1Bileam begreep dat het in de ogen van de HEER goed was als hij Israël zou zegenen. Daarom ging hij niet, zoals de keren daarvoor, op zoek naar voortekens, maar keerde hij zijn gezicht naar de woestijn. 2Toen hij zijn blik liet rondgaan en Israël daar gelegerd zag, stam bij stam, werd hij door de geest van God gegrepen 3en hief hij deze orakelspreuk aan:‘Zo spreekt Bileam, de zoon van Beor,
zo spreekt de man wiens oog geopend is,
4zo spreekt hij die Gods woorden hoort
en ziet wat de Ontzagwekkende toont,
in vervoering, met ontsloten ogen:
5Hoe mooi zijn uw tenten, Jakob,
hoe mooi uw woningen, Israël,
6als palmbomen, overal verspreid,
als tuinen langs een rivier,
als aloë’s door de HEER geplant,
als ceders langs het water.
7Israëls emmers lopen over,
zijn zaad krijgt water in overvloed.
Zijn koning wordt groter dan Agag,
zeer machtig zijn koningschap.
8God, die hem uit Egypte leidde,
is voor hem als de horens van een wilde stier.
Vijandige volken verslindt hij,
hun botten verbrijzelt hij,
hij valt aan en vermorzelt hen.
9Hij gaat liggen als een leeuw,
majesteitelijk vlijt hij zich neer –
wie zou hem durven wekken?
Gezegend wie u zegent, vervloekt wie u vervloekt!’
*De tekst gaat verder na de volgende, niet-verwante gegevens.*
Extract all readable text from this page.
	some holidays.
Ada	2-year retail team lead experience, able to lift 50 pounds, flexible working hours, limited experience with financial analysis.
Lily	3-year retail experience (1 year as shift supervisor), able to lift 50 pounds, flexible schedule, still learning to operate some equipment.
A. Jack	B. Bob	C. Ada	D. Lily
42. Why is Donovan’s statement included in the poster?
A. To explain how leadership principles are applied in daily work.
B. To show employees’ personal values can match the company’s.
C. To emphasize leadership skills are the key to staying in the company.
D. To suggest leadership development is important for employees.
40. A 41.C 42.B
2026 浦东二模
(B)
10Toen werd Balak woedend op Bileam. Hij balde zijn vuisten en zei: ‘Ik heb u laten roepen om een vloek over mijn vijanden uit te spreken, maar u hebt hen nu al drie keer gezegend. 11Verdwijn, ga terug naar waar u vandaan komt. Ik had beloofd dat ik u rijk zou belonen, maar u loopt die beloning mis – door toedoen van de HEER.’ 12Bileam antwoordde: ‘Ik heb al tegen uw gezanten gezegd: 13“Ook al gaf Balak me al het zilver en goud uit zijn paleis, dan nog zou ik niets kunnen doen dat ook maar enigszins ingaat tegen het bevel van de HEER. Uit mezelf kan ik niets ondernemen; alleen wat de HEER zegt, zal ik zeggen.” 14Goed, ik ga terug naar mijn eigen land. Maar eerst zal ik u laten weten wat dit volk uw volk in de toekomst zal aandoen.’ 15Daarop hief hij deze orakelspreuk aan:
‘Zo spreekt Bileam, de zoon van Beor,
zo spreekt de man wiens oog geopend is,
16zo spreekt hij die Gods woorden hoort,
die weet wat de Allerhoogste weet
en ziet wat de Ontzagwekkende toont,
in vervoering, met ontsloten ogen:
17Wat ik zie is niet in het heden,
wat ik waarneem is niet nabij.
Een ster komt op uit Jakob,
een scepter uit Israël.
Hij verbrijzelt Moab de slapen,
de kinderen van Set slaat hij neer.
18Het land van zijn vijand verovert hij,
het land van Edom en Seïr.
Israël wordt machtig en sterk,
19uit Jakob staat een heerser op.
Wie ontkomt uit de stad brengt hij om.’
20Toen zag Bileam Amalek en hief hij deze orakelspreuk aan:
‘Amalek, vooraanstaand onder de volken,
zal ten slotte volledig te gronde gaan.’
21Toen zag hij de Kenieten en hief hij deze orakelspreuk aan:
‘Vast staat uw woning, Kaïn,
op een rots is uw nest gebouwd.
22Toch zult u worden weggevaagd,
weldra voert Assur u weg.’
23Ook hief hij deze orakelspreuk aan:
‘Wee! Wie blijft in leven als God dit alles uitvoert?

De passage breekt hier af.